No – I check email about once a day
- Don’t respond or generate new mail unless critical. Try to just keep tabs and get rid of the junk. When leave the country, I check out completely.
- Email and cell phones make it very difficult to completely be away. If I go to Italy in the fall I will take a global cell phone just in case.
- I also will take emergency calls.
4. How much do you need a vacation right now?
It’s not an emergency, I’m fine
- I’m good right now because I just returned from a week off.
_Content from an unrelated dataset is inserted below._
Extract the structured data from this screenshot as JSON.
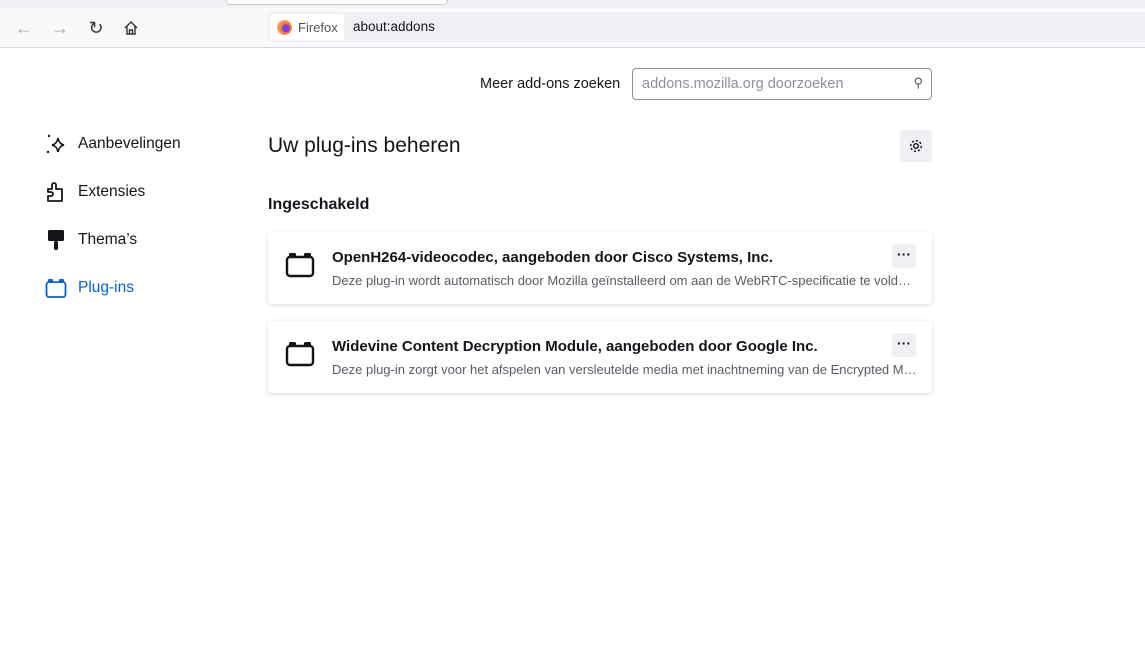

Give me a week or so and I’ll probably need another one!
I could use one, it’s time
- Somewhere between “It’s time” and “I’m fried”
- I don’t seem to have my normal energy so it is definitely time.
Desperately, I’m fried
- We are in our second week of CPOE go live!!!
5. Do you stress about coming back to work after a vacation?
Yes, even before I start the vacation
- Too much going on and too many areas of potential risk.
Yes, as the vacation is winding down
- Don’t look forward to hundreds if not thousands of unread e-mail messages and numerous requests for information and assistance that will put increased pressure on me when I already am working at the max.
- Seems like you have to work in overdrive before you leave and then again when you return to make up for the time, but I still want to take them and be unplugged. It is critical to my continued sanity. Most emergencies are only emergencies due to lack of planning on someone’s part and not things that I am required to resolve.
- Approximately 3 days before the end of vacation I begin thinking about and planning my return.
- Always know there will be plenty to do, but we need our breaks.
- No, not really. Let’s face it. Life is short and jobs are what we do to fill our lives and pay the bills. Lucky are the ones who enjoy their work (like me on the vast majority of days) but even so, I am learning that I need to be defined by more important things than my career… before it is too late.
- Stress no. I do get a little concerned about the amount of time that it takes to get back up to speed, with so many things moving a once.